The seven-day observance of the festival also seems redundant, or arbitrary, until you realize that protection is a seven-day-a-week promise. The observed Sunday of Sukkos protects us for every Sunday in the coming year. The Monday of Sukkos we observe protects us for every Monday. Tuesday for Tuesday, and so on.

And who exactly is being offered protection? Well, if we all were perfect there would be no need for a Rosh Hashanah and Yom Kippur. They exist with all of their “completeness” because we exist incomplete. When we band together, a lulav, an esrog, the complete individual; the man who has it all, when he realizes that without the other three components, he too is incomplete, then he is offered protection.

The essence of protection is when we are most vulnerable, trusting someone or some power other than ourselves.
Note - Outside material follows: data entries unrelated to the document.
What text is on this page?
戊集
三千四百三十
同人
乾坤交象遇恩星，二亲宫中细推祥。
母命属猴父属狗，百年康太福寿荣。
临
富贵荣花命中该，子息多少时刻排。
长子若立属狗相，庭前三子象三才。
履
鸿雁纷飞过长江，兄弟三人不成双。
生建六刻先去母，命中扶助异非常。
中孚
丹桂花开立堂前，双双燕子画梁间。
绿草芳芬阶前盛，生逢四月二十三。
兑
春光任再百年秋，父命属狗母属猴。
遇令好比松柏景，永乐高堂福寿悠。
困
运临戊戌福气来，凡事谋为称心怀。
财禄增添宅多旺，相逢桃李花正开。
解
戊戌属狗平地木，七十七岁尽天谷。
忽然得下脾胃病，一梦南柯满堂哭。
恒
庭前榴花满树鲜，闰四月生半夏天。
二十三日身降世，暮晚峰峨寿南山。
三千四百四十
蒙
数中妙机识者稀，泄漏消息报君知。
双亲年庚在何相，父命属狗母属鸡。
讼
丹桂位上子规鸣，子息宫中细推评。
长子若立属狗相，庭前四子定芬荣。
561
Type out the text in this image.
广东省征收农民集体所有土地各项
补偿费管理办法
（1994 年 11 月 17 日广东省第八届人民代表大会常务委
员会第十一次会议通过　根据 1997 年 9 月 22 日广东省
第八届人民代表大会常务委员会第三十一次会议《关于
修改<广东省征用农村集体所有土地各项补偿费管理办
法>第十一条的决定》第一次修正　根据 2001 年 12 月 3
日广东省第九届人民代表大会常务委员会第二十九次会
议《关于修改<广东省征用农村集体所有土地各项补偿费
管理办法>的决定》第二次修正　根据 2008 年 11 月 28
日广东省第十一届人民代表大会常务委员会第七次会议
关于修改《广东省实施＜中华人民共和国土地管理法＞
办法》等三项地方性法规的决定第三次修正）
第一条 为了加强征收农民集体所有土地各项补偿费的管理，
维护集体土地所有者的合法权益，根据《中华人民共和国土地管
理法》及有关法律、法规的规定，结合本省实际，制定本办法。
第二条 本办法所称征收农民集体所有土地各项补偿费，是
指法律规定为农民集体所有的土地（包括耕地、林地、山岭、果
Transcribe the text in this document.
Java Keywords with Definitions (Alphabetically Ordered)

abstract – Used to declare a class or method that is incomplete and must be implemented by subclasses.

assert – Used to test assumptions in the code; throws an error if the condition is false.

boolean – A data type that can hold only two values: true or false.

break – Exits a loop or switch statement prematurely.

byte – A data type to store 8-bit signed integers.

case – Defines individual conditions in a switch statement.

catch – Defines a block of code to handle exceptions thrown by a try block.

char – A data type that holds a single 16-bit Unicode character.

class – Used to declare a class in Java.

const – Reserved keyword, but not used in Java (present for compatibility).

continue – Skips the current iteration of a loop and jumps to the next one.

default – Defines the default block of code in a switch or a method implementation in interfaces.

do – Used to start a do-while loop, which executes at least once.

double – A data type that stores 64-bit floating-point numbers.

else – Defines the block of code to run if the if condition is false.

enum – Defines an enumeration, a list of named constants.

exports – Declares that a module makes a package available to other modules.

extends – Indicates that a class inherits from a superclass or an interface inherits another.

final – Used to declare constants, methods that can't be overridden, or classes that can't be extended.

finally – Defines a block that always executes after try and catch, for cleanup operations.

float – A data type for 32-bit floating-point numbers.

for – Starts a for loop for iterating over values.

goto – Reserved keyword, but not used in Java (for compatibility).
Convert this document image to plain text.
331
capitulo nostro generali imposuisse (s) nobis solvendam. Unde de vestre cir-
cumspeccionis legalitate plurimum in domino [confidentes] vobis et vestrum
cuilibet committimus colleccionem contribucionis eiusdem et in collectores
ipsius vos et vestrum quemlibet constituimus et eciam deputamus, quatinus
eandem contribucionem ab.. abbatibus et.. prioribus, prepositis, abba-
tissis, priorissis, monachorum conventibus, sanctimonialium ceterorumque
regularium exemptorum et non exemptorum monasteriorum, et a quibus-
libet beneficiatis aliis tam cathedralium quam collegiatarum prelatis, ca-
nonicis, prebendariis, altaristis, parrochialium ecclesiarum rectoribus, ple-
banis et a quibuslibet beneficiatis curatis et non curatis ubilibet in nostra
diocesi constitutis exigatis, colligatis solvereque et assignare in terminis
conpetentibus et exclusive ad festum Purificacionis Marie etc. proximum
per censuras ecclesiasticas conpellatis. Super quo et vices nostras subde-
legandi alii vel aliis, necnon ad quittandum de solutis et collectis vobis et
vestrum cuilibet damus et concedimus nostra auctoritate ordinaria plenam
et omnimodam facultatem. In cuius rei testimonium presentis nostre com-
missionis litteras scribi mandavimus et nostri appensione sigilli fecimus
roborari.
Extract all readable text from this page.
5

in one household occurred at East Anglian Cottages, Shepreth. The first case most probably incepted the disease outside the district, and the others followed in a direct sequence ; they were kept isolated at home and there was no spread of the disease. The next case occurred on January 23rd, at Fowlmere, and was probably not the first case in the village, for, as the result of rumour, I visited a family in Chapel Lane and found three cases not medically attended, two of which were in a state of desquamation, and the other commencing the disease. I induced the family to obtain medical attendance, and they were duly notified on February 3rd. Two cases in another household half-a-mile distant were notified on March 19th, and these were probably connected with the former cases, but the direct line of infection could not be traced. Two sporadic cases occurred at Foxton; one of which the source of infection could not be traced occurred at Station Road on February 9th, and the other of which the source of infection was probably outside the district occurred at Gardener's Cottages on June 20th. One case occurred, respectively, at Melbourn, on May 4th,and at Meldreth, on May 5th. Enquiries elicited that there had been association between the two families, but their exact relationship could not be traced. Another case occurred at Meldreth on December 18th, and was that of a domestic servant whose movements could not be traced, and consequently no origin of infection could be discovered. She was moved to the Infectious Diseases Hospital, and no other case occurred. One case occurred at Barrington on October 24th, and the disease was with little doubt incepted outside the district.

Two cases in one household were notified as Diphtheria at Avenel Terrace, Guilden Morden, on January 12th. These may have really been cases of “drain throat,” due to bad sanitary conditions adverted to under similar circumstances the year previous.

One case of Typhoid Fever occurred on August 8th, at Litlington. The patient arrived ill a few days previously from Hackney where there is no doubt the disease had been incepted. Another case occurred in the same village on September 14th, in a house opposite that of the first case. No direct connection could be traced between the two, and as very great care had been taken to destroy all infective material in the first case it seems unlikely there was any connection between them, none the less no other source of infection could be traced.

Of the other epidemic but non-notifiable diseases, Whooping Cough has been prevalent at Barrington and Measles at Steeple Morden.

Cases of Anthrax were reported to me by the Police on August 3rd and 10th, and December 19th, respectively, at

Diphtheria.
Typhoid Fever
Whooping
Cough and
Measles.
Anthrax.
For we all know the root of waywardness is when we believe we can trust in ourselves, that we have no imperfections, no vulnerabilities. A child whose power is limitless, who has no boundaries and no control is not free. He is terrified. Terrified because if he himself can be so powerful and act without restraint, then so can his neighbor. And then it’s all over, as one will devour his neighbor.

What is asked from us in return? Simchat Torah. The joy of our heritage. Adherence and allegiance to a way of life that can at times appear nonsensical and counterintuitive. A lifestyle of trust in something beyond ourselves that, once again, leaves us, you guessed it, vulnerable. Vulnerability, insecurity, is the greatest gift in the world when there is a loving parent picking up the pieces. In addition to the Supreme Power, each generation was and is blessed with leaders who pick up the pieces, lead us through times of uncertainty, give us direction in moments of doubt, confusion and vulnerability.

One such leader was Rav Shlomo Kluger (1783-1869), rav and dayan in Brody for more than fifty years. He was one of the most prolific writers in all of Jewish history, publishing over 160 volumes on Torah and Talmud. He was revered and on hundred of occasions was asked to serve as sandek, or the person who holds the newborn at a circumcision ceremony. It is well accepted that holding the child, besides being a great honor, bestows upon the child traits of the person holding him.

And so Rav Shlomo Kluger arrived to be a sandek one morning only to find that the bris was being delayed. He waited and waited some more. Rav Shlomo inquired and was told that although he was in the room with the newborn and the mohel, the newborn’s father lay on his deathbed in another room a few feet away.

The family was waiting for the father to pass away so that the newborn son could be named after his father. The morning hours were quickly passing and Rav Kluger insisted that the bris take place then and there without further delay. Vulnerable as the family was, they accepted Rav Kluger’s ruling and circumcised the newborn while his father lay near death nearby.

After the bris, Rav Shlomo Kluger went into the father’s room, wished him a mazal tov and blessed him that in the merit of acting with alacrity in a most vulnerable moment, he should experience a complete recovery.

Three days later the man was back on his feet, back in the synagogue, back at his job. Father and son enjoyed a long, productive and wonderful life together.

Show me a man with no vulnerabilities and I’ll show you a man headed for self-destruction. Show me a man with a cane or, better yet, friends or, better still, a value system to support him in times of crisis, and I’ll show you a man content and confident as he sits in his Sukkah.